This repository contains both low level (x64 assembly) and high level (C#) implementation of algorithm that applies 1-dimensional kernel to image
Both versions of the algorithm take following arguments:
- kernelPtr* - pointer to values of the kernel
- imgInPtr* - pointer to input image layer
- imgOutPtr* - pointer to output image layer
- kernelSize - size of kernel array
- imgStartX - defines start (X axis) of rectangular area in which filter should be applied
- imgStartY - defined end (X axis) of rectangular area in which filter should be applied
- imgEndX - defines start (Y axis) of rectangular area in which filter should be applied
- imgEndY - defines end (Y axis) of rectangular area in which filter should be applied
- imgWidth - defines width of image (needed for 1D -> 2D translation)

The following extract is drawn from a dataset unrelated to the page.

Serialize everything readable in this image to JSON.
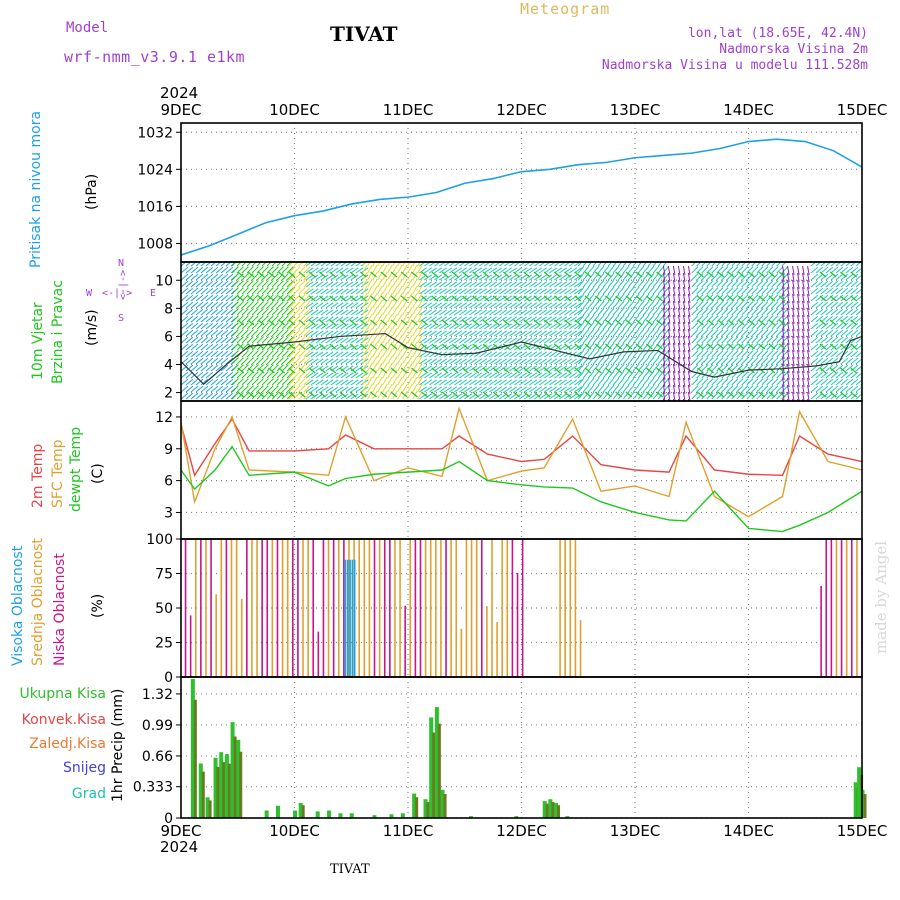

- imgJmp - indicates distance between adjacent pixels on which filter should be applied. Use 1 if filter should be applied horizontally, and use imgWidth if filter should be applied vertically
- image size needs to be increased to account for kernel size - for example if your filter is 5x5, you need to create artificial border of size 2 around the image.
- filter size must be odd
Assembly version is about 30% faster than C# version. You can use more threads to further improve execution speed (see example).
Assembly version has some improvements (and drawbacks) compared to C# version. First improvement is usage of addition and multiplication SIMD instructions (on packed double precision values). Because of that, the loop is partially changed - two iterations are done at once on two adjacent values. On last iteration only one value is checked and immediately results are calculated.
Assembly version requires 64 bit processor and support for SSE2 instructions.